There was still risk to them. If anybody else had a winning ticket, they only get half the prize. If two people had winning tickets, they'd have lost money on the venture.
People still see it as weird that somebody can guarantee a "win", but their expected returns on a dollar are the same as anybody else's -- and it's still negative. It nonetheless unnerves people that the prize can reach a point where it is mote than the cost of a complete set of tickets.
They say that lotteries are a tax on people bad at math. This is yet another example, though this time it works against the people running the lottery. The house still wins, but fewer people want to play.
> It clearly is against the spirit of the game
The spirit of the game is to create a tax on the poor and middle class without calling it a tax.
While true, that does not negate my point.
The state still collected their taxes, so it still feels within the spirit of the game.
Is that really your thought process? Do you not see the problem for both people and for the long-term funding of the Texas Lotto if this kind of thing were continuously possible? Can you not acknowledge that, despite the fundraising mechanism of the lotto, people expect it to operate a certain way?
> Do you not see the problem for both people and for the long-term funding of the Texas Lotto if this kind of thing were continuously possible?
I don't think it's a problem for the lotto to not exist.
As for the underlying problem, if they're worried about this being a long-term issue for the viability of their tax, then they should change the odds to make it non-viable to buy all tickets.
There's nothing against the spirit of a gambling game that is poorly setup, unless it's explicitly made illegal.
It cuts everyone else's EV in half if they'd have to split the money two ways in the event of a win. It wouldn't be a problem if the enterprising party hadn't been given an edge that's not available to other players.
But if individuals had bought all those tickets, it would be exactly the same.
Individuals don't have the means or legal right to implement the automation required to do so.
If the expected return is positive then it would be negative for the organizers. I don't understand how is buying tickets in mass would make sense.
Lottery payouts are structured to ensure the state always comes out ahead. The state takes its share off the top, presumably along with the vendor fees; the jackpot is what's left over. It's not stated plainly, but the article does mention it:
> The Texas Lottery Commission heralded the win, the third largest in state history, which helped raise around $50 million for the state’s public schools out of $138 million in sales over the life of the jackpot run.

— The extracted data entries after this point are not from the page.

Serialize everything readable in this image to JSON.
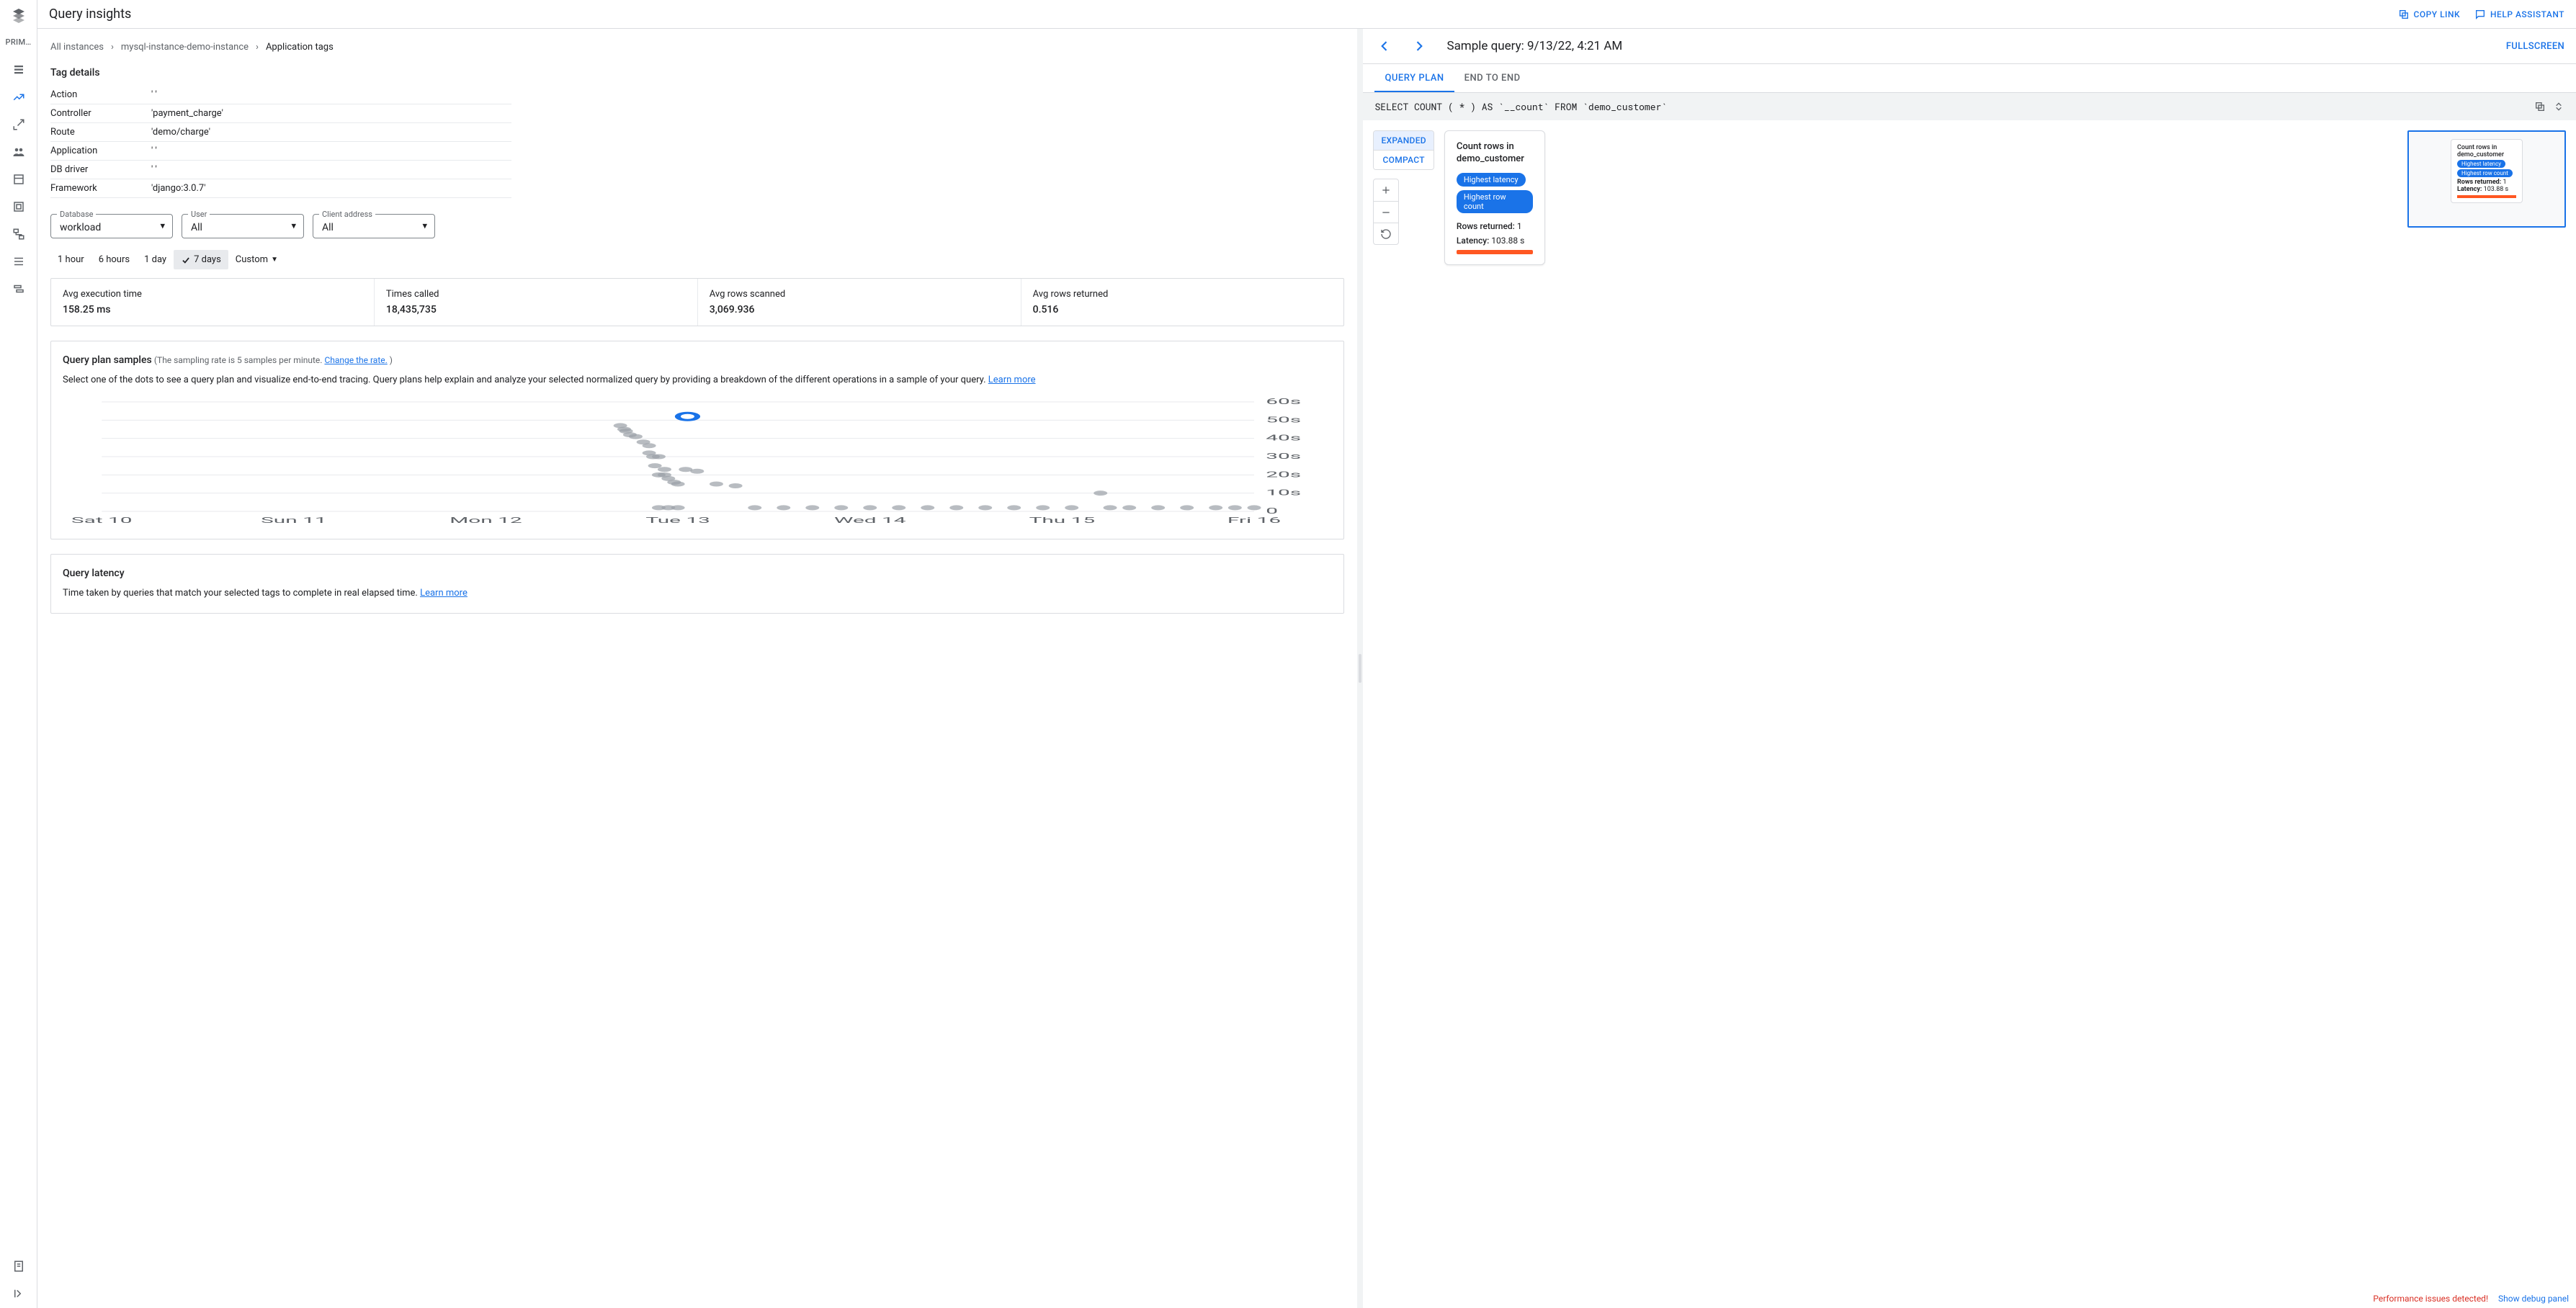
{
  "sidebar": {
    "label": "PRIM…"
  },
  "header": {
    "title": "Query insights",
    "copy_link": "COPY LINK",
    "help": "HELP ASSISTANT"
  },
  "breadcrumbs": {
    "items": [
      "All instances",
      "mysql-instance-demo-instance",
      "Application tags"
    ]
  },
  "tag_details": {
    "title": "Tag details",
    "rows": [
      {
        "k": "Action",
        "v": "' '"
      },
      {
        "k": "Controller",
        "v": "'payment_charge'"
      },
      {
        "k": "Route",
        "v": "'demo/charge'"
      },
      {
        "k": "Application",
        "v": "' '"
      },
      {
        "k": "DB driver",
        "v": "' '"
      },
      {
        "k": "Framework",
        "v": "'django:3.0.7'"
      }
    ]
  },
  "filters": {
    "database": {
      "legend": "Database",
      "value": "workload"
    },
    "user": {
      "legend": "User",
      "value": "All"
    },
    "client": {
      "legend": "Client address",
      "value": "All"
    }
  },
  "timerange": {
    "items": [
      "1 hour",
      "6 hours",
      "1 day",
      "7 days",
      "Custom"
    ],
    "selected": "7 days"
  },
  "stats": {
    "avg_exec": {
      "label": "Avg execution time",
      "value": "158.25 ms"
    },
    "times_called": {
      "label": "Times called",
      "value": "18,435,735"
    },
    "rows_scanned": {
      "label": "Avg rows scanned",
      "value": "3,069.936"
    },
    "rows_returned": {
      "label": "Avg rows returned",
      "value": "0.516"
    }
  },
  "plan_samples": {
    "title": "Query plan samples",
    "hint_prefix": "(The sampling rate is 5 samples per minute. ",
    "change_rate": "Change the rate.",
    "hint_suffix": " )",
    "desc": "Select one of the dots to see a query plan and visualize end-to-end tracing. Query plans help explain and analyze your selected normalized query by providing a breakdown of the different operations in a sample of your query. ",
    "learn_more": "Learn more"
  },
  "latency_card": {
    "title": "Query latency",
    "desc_prefix": "Time taken by queries that match your selected tags to complete in real elapsed time. ",
    "learn_more": "Learn more"
  },
  "right": {
    "title_prefix": "Sample query: ",
    "title_time": "9/13/22, 4:21 AM",
    "fullscreen": "FULLSCREEN",
    "tabs": {
      "plan": "QUERY PLAN",
      "e2e": "END TO END"
    },
    "query_text": "SELECT COUNT ( * ) AS `__count` FROM `demo_customer`",
    "view_modes": {
      "expanded": "EXPANDED",
      "compact": "COMPACT"
    },
    "node": {
      "title": "Count rows in demo_customer",
      "badge1": "Highest latency",
      "badge2": "Highest row count",
      "rows_label": "Rows returned: ",
      "rows_value": "1",
      "latency_label": "Latency: ",
      "latency_value": "103.88 s"
    }
  },
  "bottom": {
    "perf": "Performance issues detected!",
    "debug": "Show debug panel"
  },
  "chart_data": {
    "type": "scatter",
    "title": "Query plan samples",
    "xlabel": "",
    "ylabel": "",
    "ylim": [
      0,
      60
    ],
    "y_ticks": [
      "0",
      "10s",
      "20s",
      "30s",
      "40s",
      "50s",
      "60s"
    ],
    "x_ticks": [
      "Sat 10",
      "Sun 11",
      "Mon 12",
      "Tue 13",
      "Wed 14",
      "Thu 15",
      "Fri 16"
    ],
    "selected": {
      "x": 3.05,
      "y": 52
    },
    "points": [
      {
        "x": 2.7,
        "y": 47
      },
      {
        "x": 2.72,
        "y": 45
      },
      {
        "x": 2.73,
        "y": 44
      },
      {
        "x": 2.75,
        "y": 42
      },
      {
        "x": 2.78,
        "y": 41
      },
      {
        "x": 2.82,
        "y": 38
      },
      {
        "x": 2.85,
        "y": 36
      },
      {
        "x": 2.85,
        "y": 32
      },
      {
        "x": 2.87,
        "y": 30
      },
      {
        "x": 2.9,
        "y": 30
      },
      {
        "x": 2.88,
        "y": 25
      },
      {
        "x": 2.93,
        "y": 23
      },
      {
        "x": 2.9,
        "y": 20
      },
      {
        "x": 2.93,
        "y": 20
      },
      {
        "x": 2.95,
        "y": 18
      },
      {
        "x": 2.98,
        "y": 16
      },
      {
        "x": 3.0,
        "y": 15
      },
      {
        "x": 3.04,
        "y": 23
      },
      {
        "x": 3.1,
        "y": 22
      },
      {
        "x": 3.2,
        "y": 15
      },
      {
        "x": 3.3,
        "y": 14
      },
      {
        "x": 2.9,
        "y": 2
      },
      {
        "x": 2.95,
        "y": 2
      },
      {
        "x": 3.0,
        "y": 2
      },
      {
        "x": 3.4,
        "y": 2
      },
      {
        "x": 3.55,
        "y": 2
      },
      {
        "x": 3.7,
        "y": 2
      },
      {
        "x": 3.85,
        "y": 2
      },
      {
        "x": 4.0,
        "y": 2
      },
      {
        "x": 4.15,
        "y": 2
      },
      {
        "x": 4.3,
        "y": 2
      },
      {
        "x": 4.45,
        "y": 2
      },
      {
        "x": 4.6,
        "y": 2
      },
      {
        "x": 4.75,
        "y": 2
      },
      {
        "x": 4.9,
        "y": 2
      },
      {
        "x": 5.05,
        "y": 2
      },
      {
        "x": 5.2,
        "y": 10
      },
      {
        "x": 5.25,
        "y": 2
      },
      {
        "x": 5.35,
        "y": 2
      },
      {
        "x": 5.5,
        "y": 2
      },
      {
        "x": 5.65,
        "y": 2
      },
      {
        "x": 5.8,
        "y": 2
      },
      {
        "x": 5.9,
        "y": 2
      },
      {
        "x": 6.0,
        "y": 2
      }
    ]
  }
}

That doesn't quite add up as the the jackpot was $95 million ($138 - $50 == $88), so perhaps the article overstates the net revenue or got some numbers wrong?
To the extent anyone lost something concrete, it was those Texans who play the lottery; their expected payout was smaller than it might otherwise have been as they were guaranteed to have to split the pot with the syndicate. OTOH, strictly speaking the syndicate also took a commensurate risk. If 3 or possibly even 2 other players had also won, they would have lost money.
But there's also the loss of confidence and injury to people's sense of fairness, where mathematical odds are only one part of the fuzzy equation. The Texas Lottery organizers thought they were doing right by the state. The more tickets sold, the more money in net revenue. But maybe they should have considered more the long-term implications to the lottery's image and stable revenue streams. Though, at the end of the day perhaps they still made the right decision as fiduciaries, notwithstanding some of them seem to have lost their jobs in the process. In similar cases in other states (usually involving scratch offs?), lotteries knew for years about net-positive schemes, but kept the odds structures as they brought in greater revenue (e.g. attracting interest from savvy players outside the state) regardless. Because the vast majority of players don't respond perfectly elastically to expected odds, especially when they're not a fixed function (e.g. they don't consider things like jackpot sharing), it's arguably a legitimate approach to increase revenue, at least until the schemes become well known.
If each ticket was $1 and then there are 21 million unique numbers, then on average there are 6.5 people per draw.
Also in any case someone buying one of everything vs buying randomly the same amount wouldn't affect the expected return of anyone.
The jackpot rolled over multiple times without a winner, except in this case many more rollovers than the average. As the article mentions, typically there were only "one or two million tickets [purchased] on each draw."